Second. Create a structural map of the brain. The report calls for a movement “towards [mapping] a full connectome.” Oh yes. There are many layers of functional circuits in the brain, all of which are important to our broader understanding. Special emphasis is given to integrating scales in both time and space and creating platforms that “enable understanding of the relation between neural structure and function.” The report calls for “faster, less expensive, and scalable approaches” that will reveal how how neural dynamics relate to complex behavior. Crowd-sourcing is specifically mentioned in this section, which needless to say amps me up.
I’ll skip now to numbers 5 and 6, which read as a call for revolutionary cross-boundary collaboration among researchers to create integrative tools for creating enriched, multidimensional datasets that, for example, might integrate molecular, functional and connectomic information. The report indicates a preferences for involvement from fields outside neuroscience such as computer science, statistics, engineering, physics and theory (and even calls for new theoretical tools and techniques — a “brain based theory of higher functions is notably lacking.” hello, opportunity).
This is not the time to play is safe.
I love this. Neuroscience is due a bit of disruption; we need to bring in minds from different fields — fields that the authors of this report may not have even considered, such as design. I think crucial components will be identifying and communicating neuroscience’s biggest accomplishments, current state of knowledge and present/future hurdles to communities of talented individuals and organizations, many of which may be outside academia, who will develop and test innovative solutions to them. We may use tools like Kaggle or host Hackathons, challenging a burgeoning global developer community to create software that will help solve neuroscience’s biggest difficulties.

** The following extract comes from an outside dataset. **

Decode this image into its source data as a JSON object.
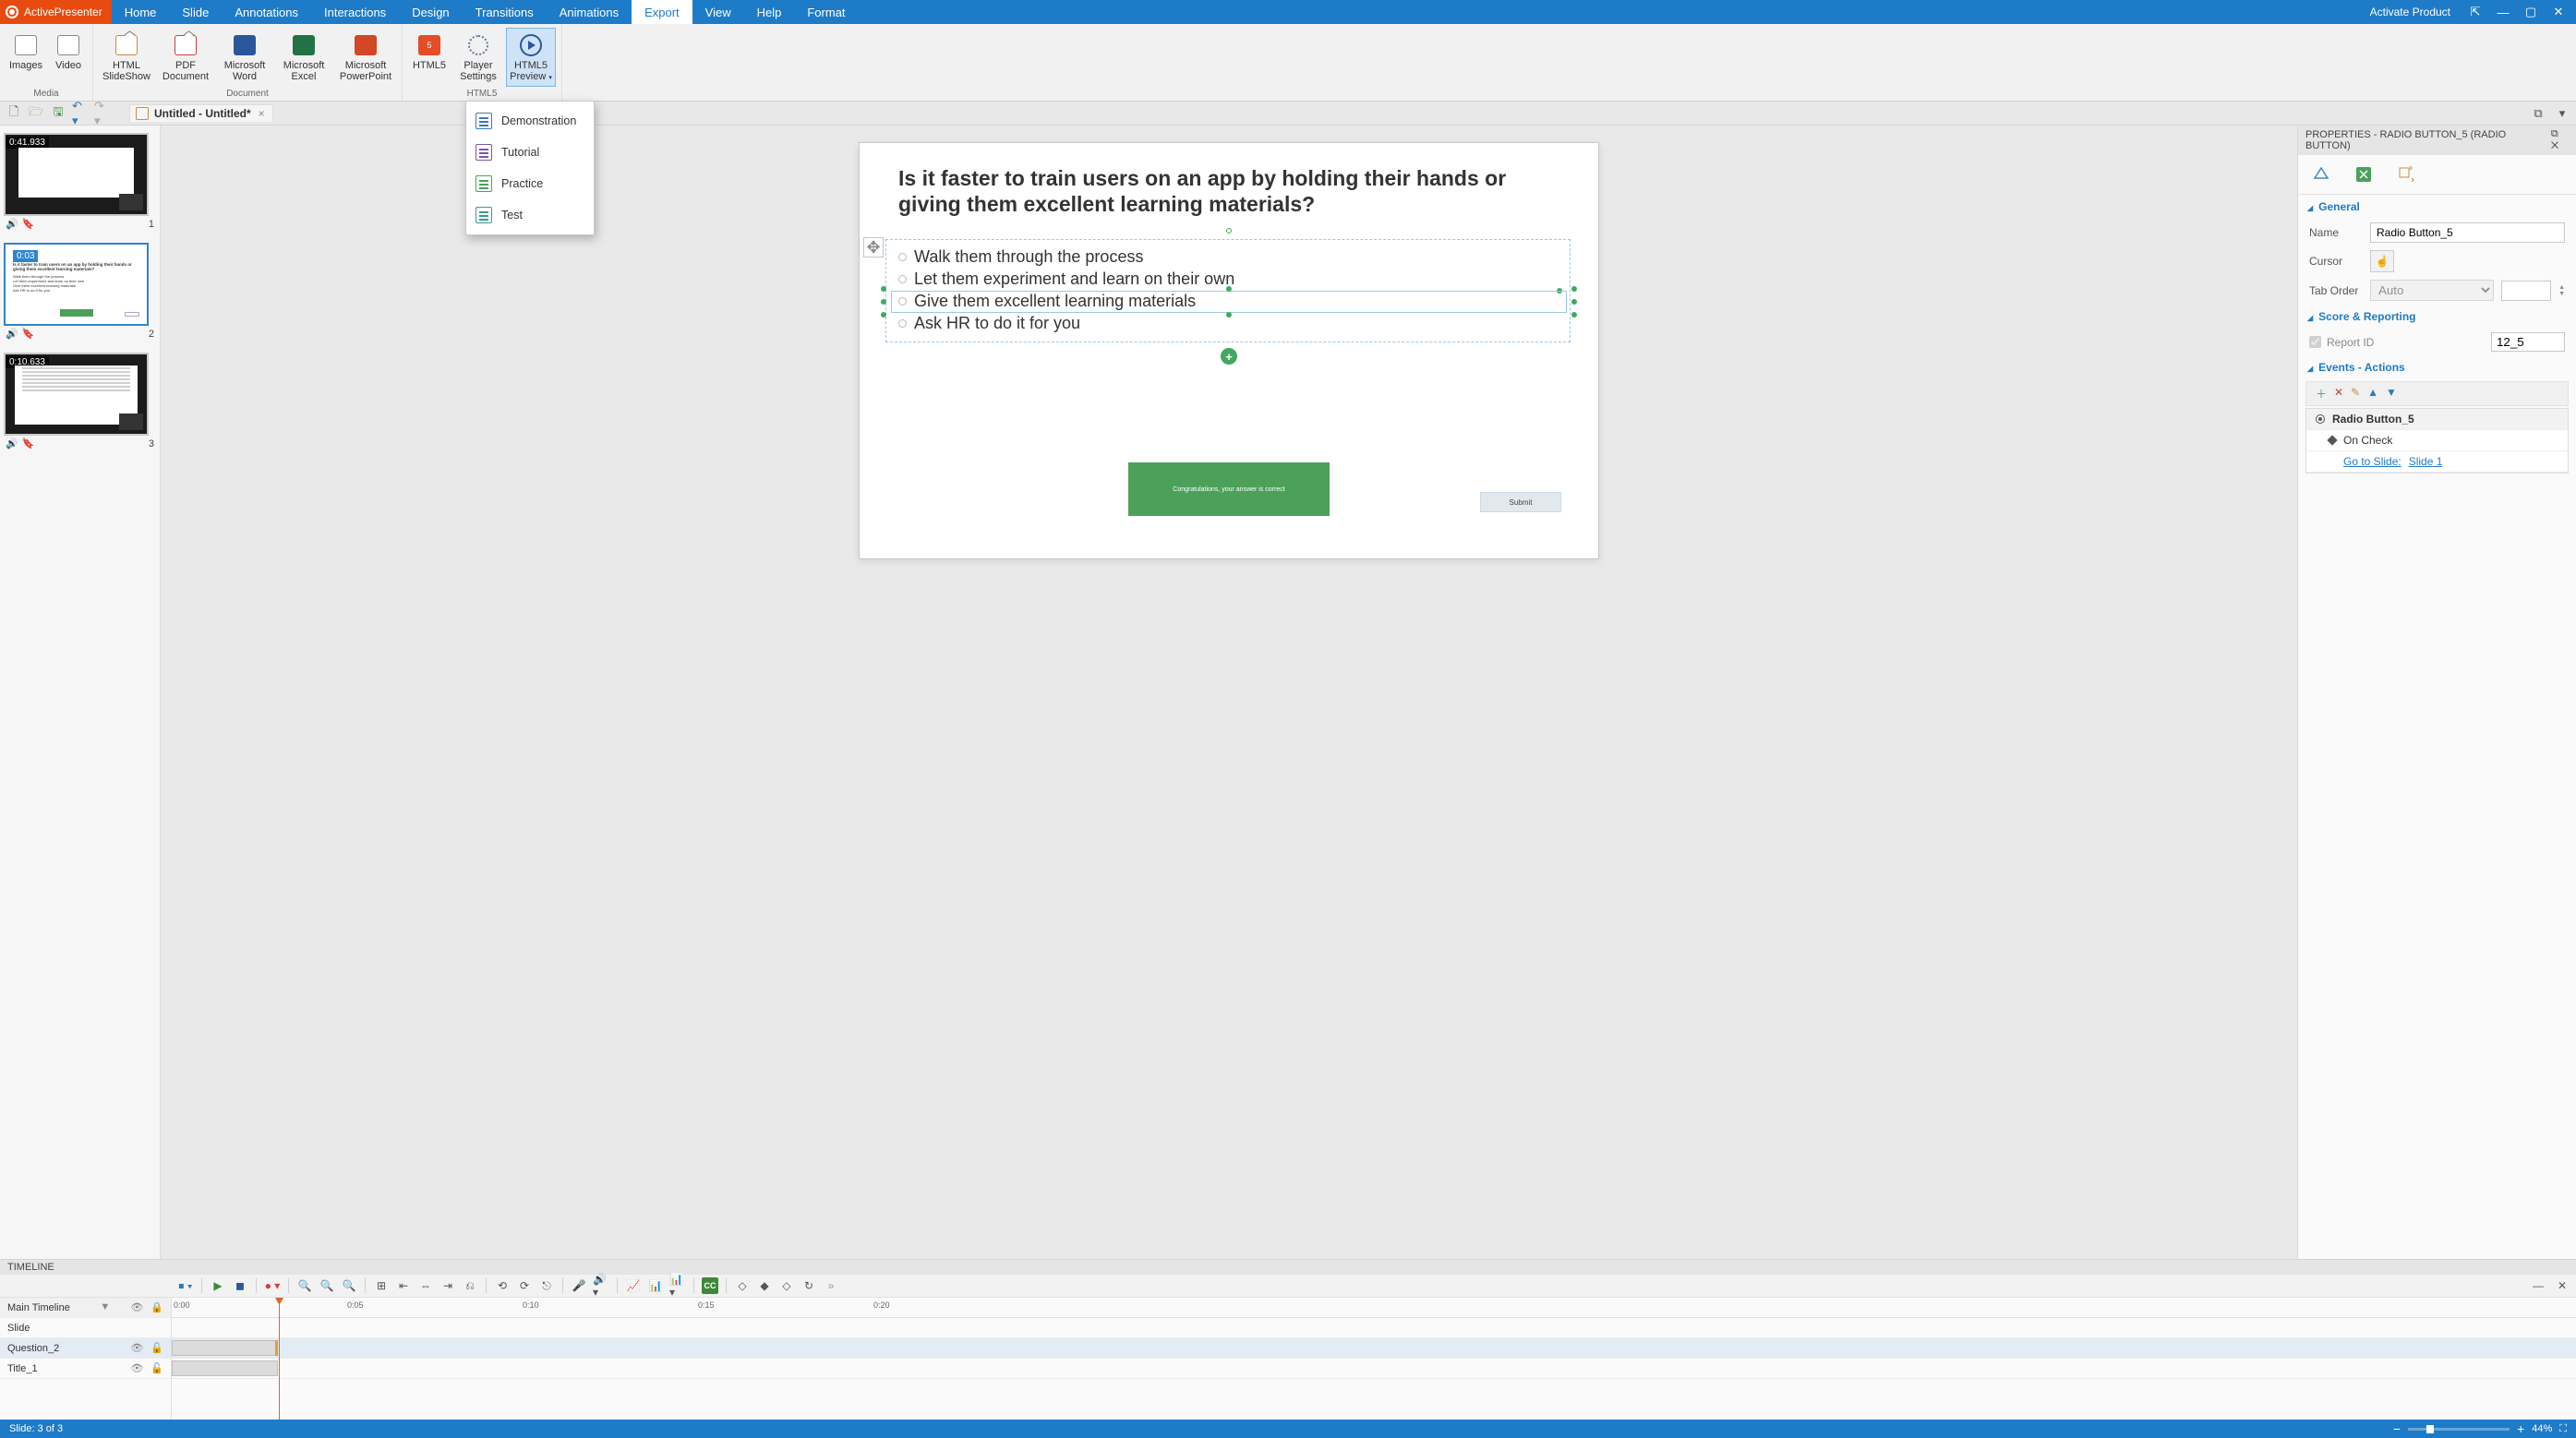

I’ve come to realize that while techniques do cost a considerable amount of time, it seems that software and big data analysis are what’s really needed to increase technolgical and analytical throughput by 100-1000x, as the report calls for. One infamous case of analytic delay is that of Earl Miller’s Lab at MIT. The team spent 2 weeks collecting functional activity data and 2 years analyzing it. Damn. We need tools, better AI and brave collaborations on all neruoscientific fronts. This is one area I’m particularly interested in catalyzing.

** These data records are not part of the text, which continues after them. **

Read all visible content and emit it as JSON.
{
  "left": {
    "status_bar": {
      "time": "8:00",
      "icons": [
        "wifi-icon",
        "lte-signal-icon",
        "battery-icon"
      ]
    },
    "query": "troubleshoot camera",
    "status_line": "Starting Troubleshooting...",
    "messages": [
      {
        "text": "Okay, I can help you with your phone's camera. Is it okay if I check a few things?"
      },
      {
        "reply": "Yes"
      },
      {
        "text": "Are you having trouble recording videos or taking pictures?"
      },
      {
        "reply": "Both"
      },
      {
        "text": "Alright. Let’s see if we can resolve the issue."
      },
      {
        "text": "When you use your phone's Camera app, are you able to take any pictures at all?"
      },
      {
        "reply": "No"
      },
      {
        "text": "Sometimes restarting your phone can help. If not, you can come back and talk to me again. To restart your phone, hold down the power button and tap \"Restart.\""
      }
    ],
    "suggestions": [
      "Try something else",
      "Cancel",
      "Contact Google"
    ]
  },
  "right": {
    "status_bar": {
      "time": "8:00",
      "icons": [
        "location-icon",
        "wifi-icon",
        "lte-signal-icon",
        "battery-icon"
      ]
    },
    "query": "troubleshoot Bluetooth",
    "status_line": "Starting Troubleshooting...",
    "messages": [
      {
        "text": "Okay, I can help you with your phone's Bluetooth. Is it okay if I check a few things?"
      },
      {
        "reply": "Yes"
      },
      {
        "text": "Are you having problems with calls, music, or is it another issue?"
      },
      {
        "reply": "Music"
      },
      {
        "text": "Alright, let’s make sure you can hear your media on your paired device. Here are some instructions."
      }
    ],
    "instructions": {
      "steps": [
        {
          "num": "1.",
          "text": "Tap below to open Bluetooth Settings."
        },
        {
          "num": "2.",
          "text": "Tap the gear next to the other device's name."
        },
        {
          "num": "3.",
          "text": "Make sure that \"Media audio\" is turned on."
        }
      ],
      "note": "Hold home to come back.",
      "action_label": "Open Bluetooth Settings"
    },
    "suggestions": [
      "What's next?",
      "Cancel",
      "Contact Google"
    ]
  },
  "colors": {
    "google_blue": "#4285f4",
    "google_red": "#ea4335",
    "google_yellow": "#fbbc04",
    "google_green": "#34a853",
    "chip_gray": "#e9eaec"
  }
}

Another interesting component of this research is an open call to create a neuroscience data reservoir where researchers can store and one day maybe even crowd-source analysis of their research findings, specifically image data. Seung Lab (my lab) has an interest in this, so stay tuned.
A final point of interest is #9, the dissemination of knowledge and training. In the context of citizen science, which will likely play an increasingly important role in neuroscientific progress, we need to share best practices and methods through which labs can involve the general public in the scientific method. We are actively working on such toolkits and events. Ping me if you are interested in collaborating on this or any other area.
Finally, going back to the big picture (my favorite), I’d like to point out that the report specifically calls for research “composed with a specific eye toward eventual impact for humans” and that “encourages changes in the culture of neuroscience.”
The challenge is to map the circuits of the brain, measure the fluctuating patterns of electrical and chemical activity flowing within those circuits, and understand how their interplay creates our unique cognitive and behavioral capabilities.
Our ultimate goal is to understand our own brains.. to understand the circuits and patterns of neural activity that give rise to mental experience and behavior.
It’s a wonderful time to be alive. I’m honored to have the opportunity to play a leading role in the future of neuroscience through EyeWire and specifically Seung Lab at MIT.